肺腺癌(LUAD)是全球最常见的癌症之一。LUAD的病因和病理生理学仍不清楚。本研究的目的是确定与LUAD发病机制和预后相关的关键基因、miRNA和转录因子(TFs)。
从基因表达综合数据库(GEO)中获取三个LUAD的基因表达谱(GSE43458、GSE32863、GSE74706)。通过GEO2R鉴定差异表达基因(DEGs)。对这些DEGs的基因本体(GO)术语、通路和蛋白质-蛋白质相互作用(PPI)进行分析。基于DEGs预测miRNA和TFs。此外,构建TF-基因-miRNA共表达网络,通过生物信息学方法鉴定关键基因、miRNA和TFs。通过癌症基因组图谱(TCGA)数据库和Kaplan Meier绘图仪(KM)在线数据集分析关键基因、miRNA和TFs的表达及预后价值。
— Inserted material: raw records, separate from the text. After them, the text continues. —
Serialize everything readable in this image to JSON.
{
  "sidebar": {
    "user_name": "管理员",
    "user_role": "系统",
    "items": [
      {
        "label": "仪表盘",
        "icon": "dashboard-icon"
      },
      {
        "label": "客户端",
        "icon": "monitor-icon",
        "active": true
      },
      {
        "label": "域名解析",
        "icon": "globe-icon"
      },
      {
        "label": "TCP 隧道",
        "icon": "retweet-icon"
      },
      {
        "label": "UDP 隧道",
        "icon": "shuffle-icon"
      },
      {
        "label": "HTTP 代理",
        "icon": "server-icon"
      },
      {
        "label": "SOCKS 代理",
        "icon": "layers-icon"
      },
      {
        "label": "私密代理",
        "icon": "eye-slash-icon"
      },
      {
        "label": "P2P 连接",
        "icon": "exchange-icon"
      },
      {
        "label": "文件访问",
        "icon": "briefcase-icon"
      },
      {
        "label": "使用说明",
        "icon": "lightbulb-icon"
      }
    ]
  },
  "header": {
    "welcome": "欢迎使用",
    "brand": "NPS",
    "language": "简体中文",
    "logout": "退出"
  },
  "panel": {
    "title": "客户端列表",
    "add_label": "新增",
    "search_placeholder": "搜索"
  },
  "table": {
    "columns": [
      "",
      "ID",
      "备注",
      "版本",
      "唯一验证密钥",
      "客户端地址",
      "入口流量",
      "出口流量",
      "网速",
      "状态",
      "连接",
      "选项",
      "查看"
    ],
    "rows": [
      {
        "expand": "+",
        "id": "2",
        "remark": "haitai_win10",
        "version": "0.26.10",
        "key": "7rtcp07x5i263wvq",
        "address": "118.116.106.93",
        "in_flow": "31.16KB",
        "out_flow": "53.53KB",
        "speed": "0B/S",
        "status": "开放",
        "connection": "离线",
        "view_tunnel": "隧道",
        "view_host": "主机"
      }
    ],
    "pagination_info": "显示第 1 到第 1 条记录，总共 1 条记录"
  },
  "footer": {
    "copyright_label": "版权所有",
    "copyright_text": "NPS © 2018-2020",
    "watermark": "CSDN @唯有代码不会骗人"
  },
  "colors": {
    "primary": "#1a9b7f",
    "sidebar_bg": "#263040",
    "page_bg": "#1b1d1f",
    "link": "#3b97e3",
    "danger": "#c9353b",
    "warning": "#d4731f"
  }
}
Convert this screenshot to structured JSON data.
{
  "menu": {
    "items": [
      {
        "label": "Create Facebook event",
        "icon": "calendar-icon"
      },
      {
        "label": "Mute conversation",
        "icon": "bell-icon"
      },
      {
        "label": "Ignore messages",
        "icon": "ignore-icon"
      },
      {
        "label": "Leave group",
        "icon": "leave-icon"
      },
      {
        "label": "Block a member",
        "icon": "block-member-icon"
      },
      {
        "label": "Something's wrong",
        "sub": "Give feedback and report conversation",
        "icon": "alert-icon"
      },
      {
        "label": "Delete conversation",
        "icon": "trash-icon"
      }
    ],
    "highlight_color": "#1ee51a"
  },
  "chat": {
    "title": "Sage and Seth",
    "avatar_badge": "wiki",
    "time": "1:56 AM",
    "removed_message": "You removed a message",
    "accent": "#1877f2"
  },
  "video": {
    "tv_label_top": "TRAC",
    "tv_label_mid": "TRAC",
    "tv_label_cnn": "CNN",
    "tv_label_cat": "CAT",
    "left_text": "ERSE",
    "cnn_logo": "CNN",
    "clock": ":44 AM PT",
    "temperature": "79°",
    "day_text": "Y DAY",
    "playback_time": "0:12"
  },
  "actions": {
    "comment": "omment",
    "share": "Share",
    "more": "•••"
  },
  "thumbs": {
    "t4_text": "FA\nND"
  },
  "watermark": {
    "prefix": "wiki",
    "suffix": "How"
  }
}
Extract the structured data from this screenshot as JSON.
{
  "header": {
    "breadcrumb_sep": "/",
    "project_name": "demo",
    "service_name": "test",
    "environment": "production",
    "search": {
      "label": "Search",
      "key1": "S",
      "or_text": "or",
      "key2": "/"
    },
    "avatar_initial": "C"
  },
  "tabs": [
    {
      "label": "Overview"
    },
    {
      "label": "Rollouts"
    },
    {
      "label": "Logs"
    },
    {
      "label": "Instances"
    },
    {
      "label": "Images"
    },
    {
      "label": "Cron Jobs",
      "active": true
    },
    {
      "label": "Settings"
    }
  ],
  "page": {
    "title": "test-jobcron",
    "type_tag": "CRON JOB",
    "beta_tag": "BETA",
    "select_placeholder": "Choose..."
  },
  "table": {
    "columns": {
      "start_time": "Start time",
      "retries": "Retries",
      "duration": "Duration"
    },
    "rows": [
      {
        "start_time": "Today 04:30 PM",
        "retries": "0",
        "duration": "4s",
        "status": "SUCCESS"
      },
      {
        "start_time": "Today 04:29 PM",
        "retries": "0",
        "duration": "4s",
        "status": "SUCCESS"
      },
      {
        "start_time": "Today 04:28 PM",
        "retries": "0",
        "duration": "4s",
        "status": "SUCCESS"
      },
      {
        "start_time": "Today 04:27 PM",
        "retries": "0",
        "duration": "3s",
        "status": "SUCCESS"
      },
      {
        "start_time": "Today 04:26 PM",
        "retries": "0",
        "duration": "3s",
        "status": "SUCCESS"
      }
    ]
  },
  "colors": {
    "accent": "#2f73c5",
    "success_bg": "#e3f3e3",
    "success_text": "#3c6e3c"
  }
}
从三个GSE数据集中鉴定出总共337个LUAD的重叠DEGs(75个上调和262个下调)。此外,鉴定出851个miRNA和29个TFs与这些DEGs相关。总共10个枢纽基因、10个关键miRNA和10个关键TFs位于TF-基因-miRNA共表达网络的中心枢纽,并使用癌症基因组图谱(TCGA)数据库进行了验证。具体而言,七个基因()、两个miRNA(hsa-let-7e-5p、hsa-miR-17-5p)和四个TFs(STAT6、E2F1、ETS1、JUN)被鉴定与LUAD的预后相关,它们在LUAD和正常肺组织之间具有显著不同的表达。此外,miRNA/基因共表达分析还显示,在LUAD中hsa-miR-17-5p和PLSCR4具有显著的负共表达关系(r = -0.33,P = 1.67e-14)。
我们的研究构建了LUAD中TF-基因-miRNA的调控网络,这可能为LUAD发病机制中基因、miRNA和TFs之间的相互作用提供新的见解,并鉴定出LUAD的潜在生物标志物或治疗靶点。